Mohamed Benaïssa is Mayor of the Moroccan city of Assilah and Secretary-General of the Assilah Forum Foundation. He is a former Minister of Foreign Affairs and Cooperation of the Kingdom of Morocco, having also previously served as the country’s Minister of Culture.

The roots of emigration are so deeply embedded in human civilization that it is practically impossible to establish when its history really began. The earliest civilizations were, by their very nature, migrant communities whose movements were based on hunting, harvesting fruits and vegetables, or moving from exhausted soils to vaster and richer terrain. The first migrations, which were spontaneous, took place on familiar land that was not, however, up to that time subject to ownership complexities or political obligations. 

In the eyes of the philosophic school adhering to the social contract theory, this situation could not have been more natural, for it harmonized with human nature and ensured psychological balance and happiness.

However, emerging townships and states soon presented complications that disrupted the natural cycle and spontaneity of this ancient emigration—the importance of which varied from one community to another, depending on culture and circumstance.

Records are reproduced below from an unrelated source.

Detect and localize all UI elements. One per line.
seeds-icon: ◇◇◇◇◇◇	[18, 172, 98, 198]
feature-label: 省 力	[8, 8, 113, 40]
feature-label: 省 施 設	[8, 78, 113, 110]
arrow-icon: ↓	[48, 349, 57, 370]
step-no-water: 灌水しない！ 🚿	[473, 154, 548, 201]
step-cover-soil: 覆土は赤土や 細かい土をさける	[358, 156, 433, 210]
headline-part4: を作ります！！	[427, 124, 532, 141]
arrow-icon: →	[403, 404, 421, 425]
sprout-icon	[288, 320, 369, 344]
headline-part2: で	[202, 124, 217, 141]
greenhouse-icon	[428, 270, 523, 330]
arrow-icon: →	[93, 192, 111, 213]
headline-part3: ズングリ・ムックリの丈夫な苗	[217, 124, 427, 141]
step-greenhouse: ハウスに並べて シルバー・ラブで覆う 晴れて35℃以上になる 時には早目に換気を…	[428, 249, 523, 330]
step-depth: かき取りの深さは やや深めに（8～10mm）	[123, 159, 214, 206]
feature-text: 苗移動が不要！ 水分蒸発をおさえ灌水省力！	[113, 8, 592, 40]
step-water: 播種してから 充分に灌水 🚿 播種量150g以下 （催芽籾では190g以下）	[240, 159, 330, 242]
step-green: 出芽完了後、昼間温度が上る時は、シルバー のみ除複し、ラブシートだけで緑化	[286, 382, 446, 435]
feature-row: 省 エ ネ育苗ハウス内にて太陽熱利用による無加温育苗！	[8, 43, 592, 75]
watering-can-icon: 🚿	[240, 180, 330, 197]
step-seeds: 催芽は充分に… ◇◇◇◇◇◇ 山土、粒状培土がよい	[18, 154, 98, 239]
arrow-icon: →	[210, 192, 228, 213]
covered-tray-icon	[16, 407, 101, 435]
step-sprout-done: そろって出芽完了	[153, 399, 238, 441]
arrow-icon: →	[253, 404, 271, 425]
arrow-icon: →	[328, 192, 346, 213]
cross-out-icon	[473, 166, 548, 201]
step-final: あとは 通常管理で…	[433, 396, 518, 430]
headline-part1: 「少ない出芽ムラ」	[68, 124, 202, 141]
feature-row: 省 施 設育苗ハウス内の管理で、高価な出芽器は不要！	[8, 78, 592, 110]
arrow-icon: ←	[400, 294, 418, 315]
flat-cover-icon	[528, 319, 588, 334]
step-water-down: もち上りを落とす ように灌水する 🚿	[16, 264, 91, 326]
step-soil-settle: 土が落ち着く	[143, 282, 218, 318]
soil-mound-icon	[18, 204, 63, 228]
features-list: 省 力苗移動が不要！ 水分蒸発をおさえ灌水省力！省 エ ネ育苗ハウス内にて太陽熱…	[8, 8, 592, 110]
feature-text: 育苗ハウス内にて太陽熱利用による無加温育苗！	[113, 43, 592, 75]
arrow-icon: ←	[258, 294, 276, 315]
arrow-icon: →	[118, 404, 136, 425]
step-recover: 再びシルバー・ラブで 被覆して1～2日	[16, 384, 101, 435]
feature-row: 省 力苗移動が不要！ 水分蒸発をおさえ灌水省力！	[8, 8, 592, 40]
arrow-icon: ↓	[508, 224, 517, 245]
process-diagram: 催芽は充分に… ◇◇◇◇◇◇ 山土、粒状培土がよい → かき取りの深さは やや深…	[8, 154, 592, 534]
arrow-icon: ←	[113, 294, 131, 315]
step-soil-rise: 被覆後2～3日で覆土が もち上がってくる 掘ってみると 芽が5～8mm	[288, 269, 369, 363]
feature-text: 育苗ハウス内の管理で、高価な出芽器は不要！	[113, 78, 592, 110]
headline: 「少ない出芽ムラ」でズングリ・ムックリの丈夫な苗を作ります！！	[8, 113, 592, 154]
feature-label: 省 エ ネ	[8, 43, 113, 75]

In Hellenistic Athens, for instance, foreigners held the right of residence, but were not allowed to benefit from certain civic rights, and so were looked down upon as racially alienated, producing a situation giving them a status inferior to that of a citizen. Although citizens benefited from the protection of the law, forms of relational discrimination between citizens and outsiders were not identical or total around the world, and the interaction they aroused on a local level gave rise to new kinds of civilization.

The Melting Pot as a Basis for the wealth of Civilizations

Was Ancient Greece not formed of peoples from the Orient who settled there, and was it not from this very melting pot of civilization that the pure Greek spirit arose, which, according to Aristotle, was the result of contact between the Orient and the Occident? This intermingling—this melting pot-ness, to coin a term—was the rule rather than the exception in the civilizations of classical antiquity, as it was with the civilizations that succeeded each other in Mesopotamia, India, and China. All these populations emanated from different regions and came together to form something greater than the sum of its various demographic parts.

To take a case in point, the civilization of my own country, Morocco, owes its wealth of character to this diversity of civilizations.